For the given clinical scenario, 21 respondents (42%) did not follow PaO2 targets. Of the rest, 21 clinicians (42%) targeted PaO2 between 8.1 and 10 kPa. Only 8 (16%) aimed for the normal range (10.1–13 kPa).

In ARDS, CA, and sepsis, there was a tendency to aim for lower PaO2 (<10 kPa) as the FiO2 increased. This was noticeable when the FiO2 was more than 0.4 (45%) which equates to a PaO2/FiO2 ratio of less than 200. Following TBI and in PHTN, there was a propensity to aim for normal PaO2 (10.1–13 kPa) even as the FiO2 rose (28–33% when FiO2 > 0.4). In TBI, the proportion of respondents targeting a lower PaO2 increased when the FiO2 was more than 0.8 (8%). A proportion of respondents targeted PaO2 ranges above normal (15%). In PHTN, normal range remained the preferred range throughout the range of FiO2 (Figure 1).

Figure 1: The profile of PaO2 (-axis) and FiO2 (-axis) targeted in 5 clinical scenarios in a child with moderate ventilatory requirements. The PaO2 ranges from <8 kPa in the bottom panel to >13 kPa in the top panel within each scenario. FiO2 ranges from 0.21 (blue) through to 0.81–1 (purple). The three scenarios in the upper section show a pattern of more restrictive PaO2 targets with increasing FiO2. The 2 scenarios in the lower section show that higher normal PaO2 ranges are targeted irrespective of increasing FiO2.

The initial scenario was further extended as “no improvement after 24 hours of intensive care.” The management strategy did not change in this setting.
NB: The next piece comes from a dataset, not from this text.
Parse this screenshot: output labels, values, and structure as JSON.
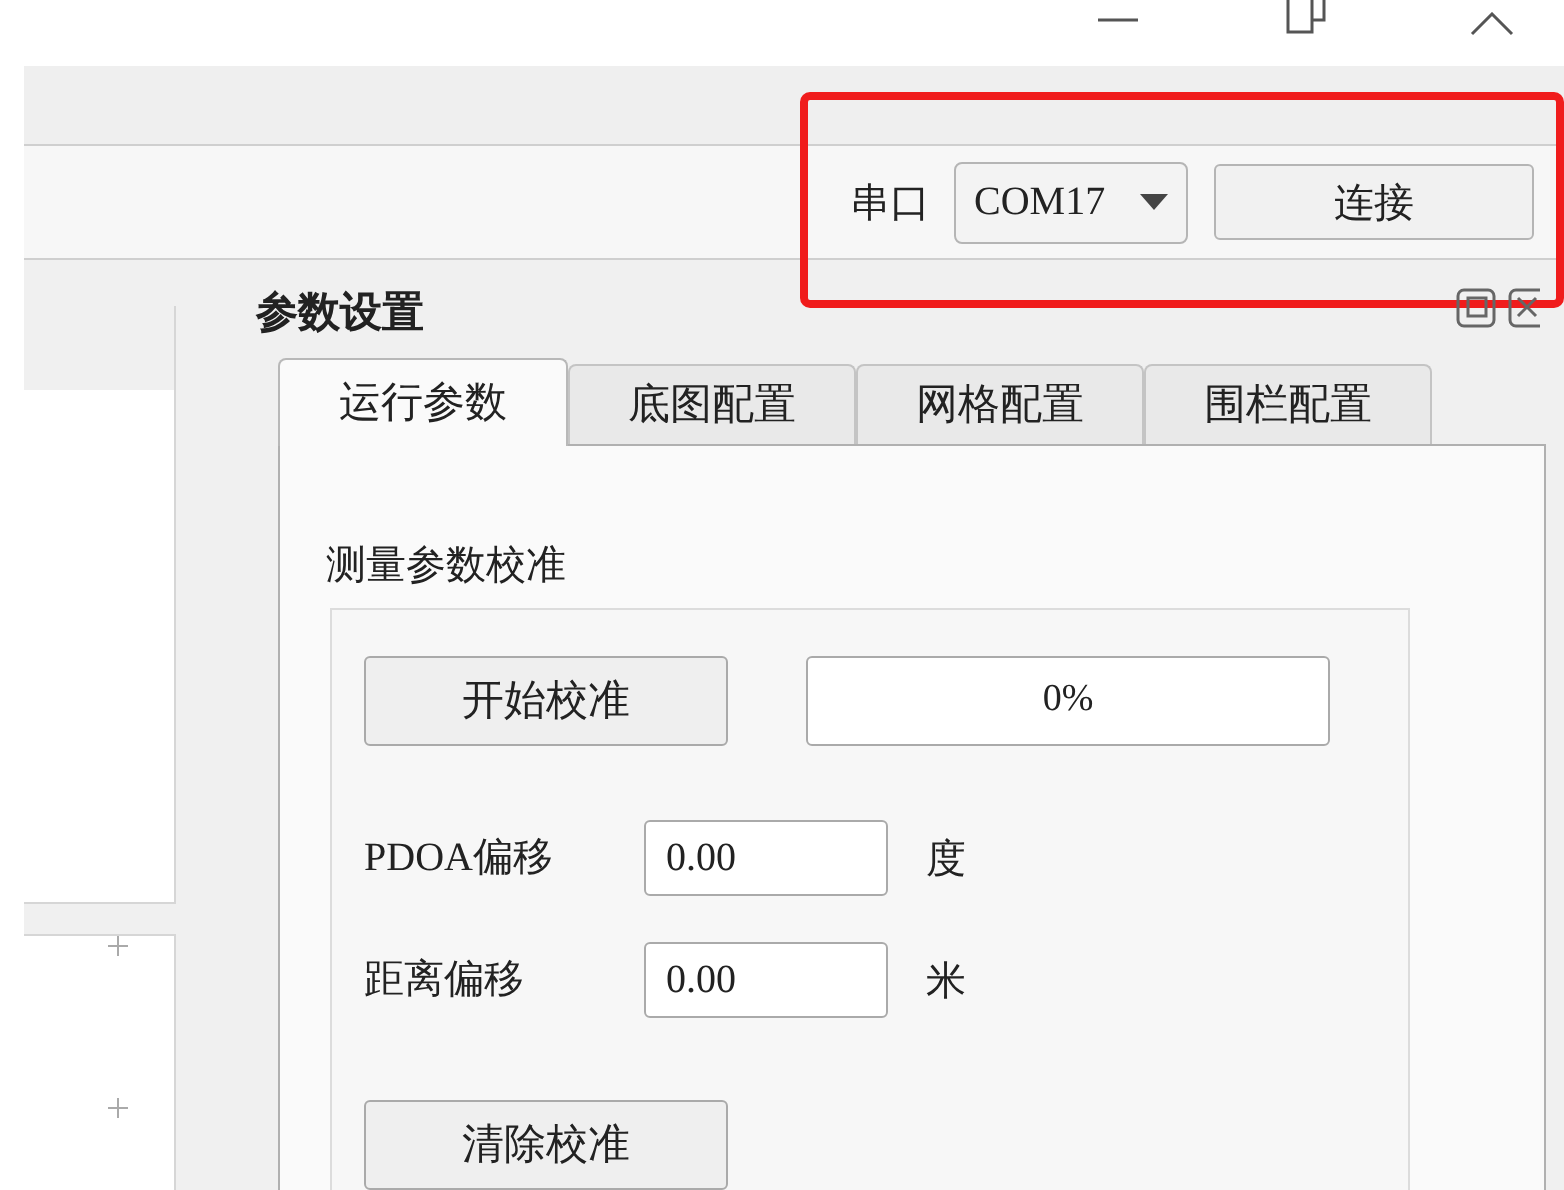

Thirty-nine percent considered it ethical to conduct a RCT with tight arterial oxygenation target whilst 11% did not. The remaining respondents were undecided.

4. Discussion

Our survey shows that, practice variation notwithstanding, there seems to be a general consensus to aim for lower PaO2 in the setting of ARDS, CA, and sepsis. The results are consistent with higher PaO2 targets being chosen in children following TBI and in PHTN. Only a small proportion of respondents felt a RCT with tight oxygenation target would be unethical.

Paediatric intensivists tolerate a low SpO2 target (88%) with a low tidal volume strategy for ARDS [9]. Our findings concur. A recent point prevalence study reported that adult intensive care practitioners aim to prevent low oxygen saturation (SpO2 < 90%) but fail to address high saturations [10]. This is in the face of mounting evidence of harm from hyperoxia [11]. Should we aim for a restrictive oxygenation target in critically ill patients? The “HOT or NOT” trial showed that separation between titrated oxygen target and standard target is possible in intensive care [12]. A recent multicenter study demonstrated no difference in 90-day mortality between mechanically ventilated patients randomised to a conservative (pulse oximetry: 88–92%) and liberal oxygenation targets (>96%) [13]. A larger randomised control trial is awaited.
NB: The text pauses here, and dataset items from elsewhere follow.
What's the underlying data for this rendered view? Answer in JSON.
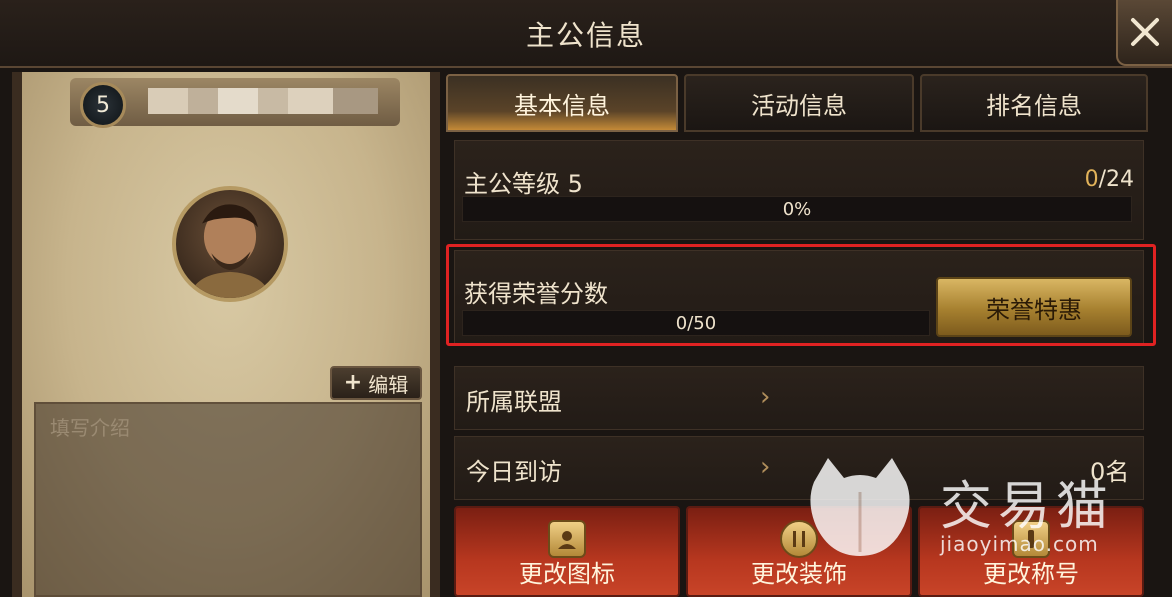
{
  "window": {
    "title": "主公信息"
  },
  "profile": {
    "level": "5",
    "edit_label": "编辑",
    "intro_placeholder": "填写介绍"
  },
  "tabs": [
    {
      "label": "基本信息",
      "active": true
    },
    {
      "label": "活动信息",
      "active": false
    },
    {
      "label": "排名信息",
      "active": false
    }
  ],
  "lord_level": {
    "label": "主公等级 5",
    "current": "0",
    "separator": "/",
    "max": "24",
    "progress_text": "0%",
    "progress": 0
  },
  "honor": {
    "label": "获得荣誉分数",
    "progress_text": "0/50",
    "progress": 0,
    "button_label": "荣誉特惠"
  },
  "alliance": {
    "label": "所属联盟"
  },
  "visits": {
    "label": "今日到访",
    "value": "0名"
  },
  "actions": [
    {
      "label": "更改图标",
      "icon": "portrait-icon"
    },
    {
      "label": "更改装饰",
      "icon": "frame-icon"
    },
    {
      "label": "更改称号",
      "icon": "title-icon"
    }
  ],
  "watermark": {
    "main": "交易猫",
    "sub": "jiaoyimao.com"
  },
  "colors": {
    "highlight": "#e02222",
    "accent_gold": "#e2b35a",
    "action_red": "#b7371f"
  }
}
The main limitation of this survey is the likely low response rate. At the time of the survey the membership of the society was not well defined. Responses were not sought beyond a single e-mail. The low number of respondents from junior staff perhaps suggests that considerable experience is needed to set distinct targets in these clinical scenarios. Despite this limitation, the results indicate that restrictive targets are aimed for in certain scenarios.

We had intended to analyse Cohen’s kappa to look at interrater agreement. However, due to the small sample size a formal statistical analysis was not attempted.

5. Conclusions

In this study variability and lack of consensus are consistent with an assumption of clinical equipoise. Supplemental oxygen administration practices and oxygenation target practices vary. A majority of respondents worked in units with no oxygen weaning protocol. A proportion of clinicians do not follow PaO2 targets. Clinicians aim for lower PaO2 thresholds in ARDS, CA, and sepsis whilst aiming for the normal range in TBI and PHTN. The lack of consensus and the large variability in practice demonstrate equipoise. This should be addressed with a feasibility trial comparing restrictive to standard oxygenation targets in critically ill children to lead up to a future RCT.


Dr. Raman is a holder of HCA fellowship.

Competing Interests

The authors declare that they have no competing interests.